Kerry’s excitement was palpable as she observed Denise’s wonder, curiosity, and surprise at what they uncovered in a full 50-minutes. This blossoming therapeutic relationship and the hope that Kerry installed in Denise was CAMS magic right before my eyes! As the client, Denise had her experience validated by her thoughtful clinician. And, to her amazement, the many interventions Kerry mentioned are designed to treat the problems that compel her to consider suicide. As the clinician, Kerry bravely dove into using CAMS for the first time, and now she is empowered after seeing what she and Denise accomplished in such a short time!

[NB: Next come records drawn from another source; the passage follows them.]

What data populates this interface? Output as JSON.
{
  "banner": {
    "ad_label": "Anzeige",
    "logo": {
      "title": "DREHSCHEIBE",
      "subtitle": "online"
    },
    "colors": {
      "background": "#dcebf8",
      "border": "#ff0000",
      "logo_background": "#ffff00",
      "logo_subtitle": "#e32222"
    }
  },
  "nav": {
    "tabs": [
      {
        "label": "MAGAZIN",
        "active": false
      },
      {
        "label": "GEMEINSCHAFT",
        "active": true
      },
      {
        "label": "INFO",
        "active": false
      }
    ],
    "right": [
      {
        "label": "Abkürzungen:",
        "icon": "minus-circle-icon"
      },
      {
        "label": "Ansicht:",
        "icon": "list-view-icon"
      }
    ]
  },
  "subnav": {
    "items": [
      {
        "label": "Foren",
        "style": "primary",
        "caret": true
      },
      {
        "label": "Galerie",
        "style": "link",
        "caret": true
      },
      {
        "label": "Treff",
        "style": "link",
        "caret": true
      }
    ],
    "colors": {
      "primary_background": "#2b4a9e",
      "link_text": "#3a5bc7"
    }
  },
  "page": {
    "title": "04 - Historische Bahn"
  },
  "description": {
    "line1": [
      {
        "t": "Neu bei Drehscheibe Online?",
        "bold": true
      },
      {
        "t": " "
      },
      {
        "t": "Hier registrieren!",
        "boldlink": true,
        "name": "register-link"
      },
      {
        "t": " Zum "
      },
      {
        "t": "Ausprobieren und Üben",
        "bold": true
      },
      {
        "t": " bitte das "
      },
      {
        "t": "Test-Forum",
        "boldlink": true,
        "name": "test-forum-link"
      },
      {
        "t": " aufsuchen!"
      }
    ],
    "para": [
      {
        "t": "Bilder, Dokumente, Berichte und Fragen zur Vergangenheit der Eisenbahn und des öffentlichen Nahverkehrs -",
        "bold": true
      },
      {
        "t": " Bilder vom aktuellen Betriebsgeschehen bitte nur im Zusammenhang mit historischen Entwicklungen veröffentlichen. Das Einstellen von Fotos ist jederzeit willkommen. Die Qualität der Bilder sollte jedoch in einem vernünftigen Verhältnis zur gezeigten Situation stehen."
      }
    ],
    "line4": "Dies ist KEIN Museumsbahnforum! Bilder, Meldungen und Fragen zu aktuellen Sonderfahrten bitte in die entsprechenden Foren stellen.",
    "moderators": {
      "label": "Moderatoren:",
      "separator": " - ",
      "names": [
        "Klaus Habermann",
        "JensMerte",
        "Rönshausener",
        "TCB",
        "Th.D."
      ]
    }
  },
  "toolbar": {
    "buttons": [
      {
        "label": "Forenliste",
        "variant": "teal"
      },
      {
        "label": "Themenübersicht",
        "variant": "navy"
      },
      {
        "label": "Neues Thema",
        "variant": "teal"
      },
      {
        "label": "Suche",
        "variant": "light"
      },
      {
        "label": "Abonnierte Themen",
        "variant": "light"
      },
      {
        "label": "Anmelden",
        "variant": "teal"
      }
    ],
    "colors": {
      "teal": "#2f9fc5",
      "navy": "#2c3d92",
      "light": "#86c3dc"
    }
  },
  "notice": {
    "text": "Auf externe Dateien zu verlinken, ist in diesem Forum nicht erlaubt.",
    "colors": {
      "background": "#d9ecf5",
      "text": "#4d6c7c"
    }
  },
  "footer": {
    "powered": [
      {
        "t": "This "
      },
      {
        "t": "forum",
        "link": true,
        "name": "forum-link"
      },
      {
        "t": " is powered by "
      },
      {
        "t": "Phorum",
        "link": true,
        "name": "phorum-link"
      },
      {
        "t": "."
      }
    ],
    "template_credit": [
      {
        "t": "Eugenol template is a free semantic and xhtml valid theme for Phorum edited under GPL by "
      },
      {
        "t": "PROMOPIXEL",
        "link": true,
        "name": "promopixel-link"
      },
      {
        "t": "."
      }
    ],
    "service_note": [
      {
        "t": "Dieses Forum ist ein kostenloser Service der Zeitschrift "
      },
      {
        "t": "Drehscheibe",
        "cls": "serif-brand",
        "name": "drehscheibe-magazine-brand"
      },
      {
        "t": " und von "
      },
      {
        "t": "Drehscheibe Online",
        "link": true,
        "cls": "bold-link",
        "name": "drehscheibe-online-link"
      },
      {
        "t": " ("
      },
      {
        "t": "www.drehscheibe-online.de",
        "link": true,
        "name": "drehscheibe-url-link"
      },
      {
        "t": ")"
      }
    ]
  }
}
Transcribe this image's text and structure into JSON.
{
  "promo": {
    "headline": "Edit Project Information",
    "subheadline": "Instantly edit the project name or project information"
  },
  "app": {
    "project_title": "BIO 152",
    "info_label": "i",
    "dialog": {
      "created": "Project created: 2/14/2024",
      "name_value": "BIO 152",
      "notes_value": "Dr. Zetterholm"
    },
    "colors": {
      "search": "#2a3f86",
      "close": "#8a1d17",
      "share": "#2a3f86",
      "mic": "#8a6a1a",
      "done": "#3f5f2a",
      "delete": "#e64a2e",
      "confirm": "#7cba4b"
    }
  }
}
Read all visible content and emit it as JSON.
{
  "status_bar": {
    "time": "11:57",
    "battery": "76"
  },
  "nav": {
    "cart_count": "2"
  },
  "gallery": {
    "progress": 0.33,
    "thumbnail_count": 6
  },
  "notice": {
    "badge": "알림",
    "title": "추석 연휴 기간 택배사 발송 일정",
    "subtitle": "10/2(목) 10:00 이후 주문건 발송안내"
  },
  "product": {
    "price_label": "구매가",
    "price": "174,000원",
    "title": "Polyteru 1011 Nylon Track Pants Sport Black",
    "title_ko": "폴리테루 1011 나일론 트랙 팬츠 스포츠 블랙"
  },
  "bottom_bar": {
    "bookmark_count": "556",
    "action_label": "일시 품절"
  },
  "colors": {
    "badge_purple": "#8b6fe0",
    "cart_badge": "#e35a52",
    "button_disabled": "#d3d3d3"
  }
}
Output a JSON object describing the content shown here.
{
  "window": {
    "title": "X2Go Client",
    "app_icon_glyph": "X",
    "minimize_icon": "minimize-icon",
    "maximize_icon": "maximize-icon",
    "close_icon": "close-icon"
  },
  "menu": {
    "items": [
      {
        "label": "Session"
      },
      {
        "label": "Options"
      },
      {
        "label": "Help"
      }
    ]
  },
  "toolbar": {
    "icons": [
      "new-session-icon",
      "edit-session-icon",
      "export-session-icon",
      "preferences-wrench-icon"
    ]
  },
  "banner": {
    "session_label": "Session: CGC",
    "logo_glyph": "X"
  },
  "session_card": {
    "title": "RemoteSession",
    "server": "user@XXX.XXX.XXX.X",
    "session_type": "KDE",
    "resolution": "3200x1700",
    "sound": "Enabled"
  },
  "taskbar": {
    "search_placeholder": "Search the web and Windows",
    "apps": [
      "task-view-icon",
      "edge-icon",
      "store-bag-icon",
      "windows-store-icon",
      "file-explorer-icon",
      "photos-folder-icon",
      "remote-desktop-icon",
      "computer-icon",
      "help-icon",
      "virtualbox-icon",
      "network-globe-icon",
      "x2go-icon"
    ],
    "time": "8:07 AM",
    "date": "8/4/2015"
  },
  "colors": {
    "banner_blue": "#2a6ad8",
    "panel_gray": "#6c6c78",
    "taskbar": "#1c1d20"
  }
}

There’s More of This to Come

For my part, my mind swims with all the possibilities to save Denise’s life: Mental Time Travel for sure, the CAMS Therapeutic Worksheet, maybe a Virtual Hope Kit, my mentalization handout, different books… So many options! But first, I have to write an email to the research team to share my renewed excitement and to thank them for all their hard work. I have to tell Colleen because I always share everything with her — not the particulars of the case, but the validation of why we do what we do in the first place. And I need to write a blog post (because it has been a while) to remind myself and others that while the work we do is often challenging, hard, and fatiguing, there are moments of renewal and excitement right around the corner!

To be fair, it does not always go this way in a first session with a client who struggles with suicidal thoughts and impulses. But when it does, it is something to behold. Thank you, Kerry and Denise, for reminding me what CAMS is about!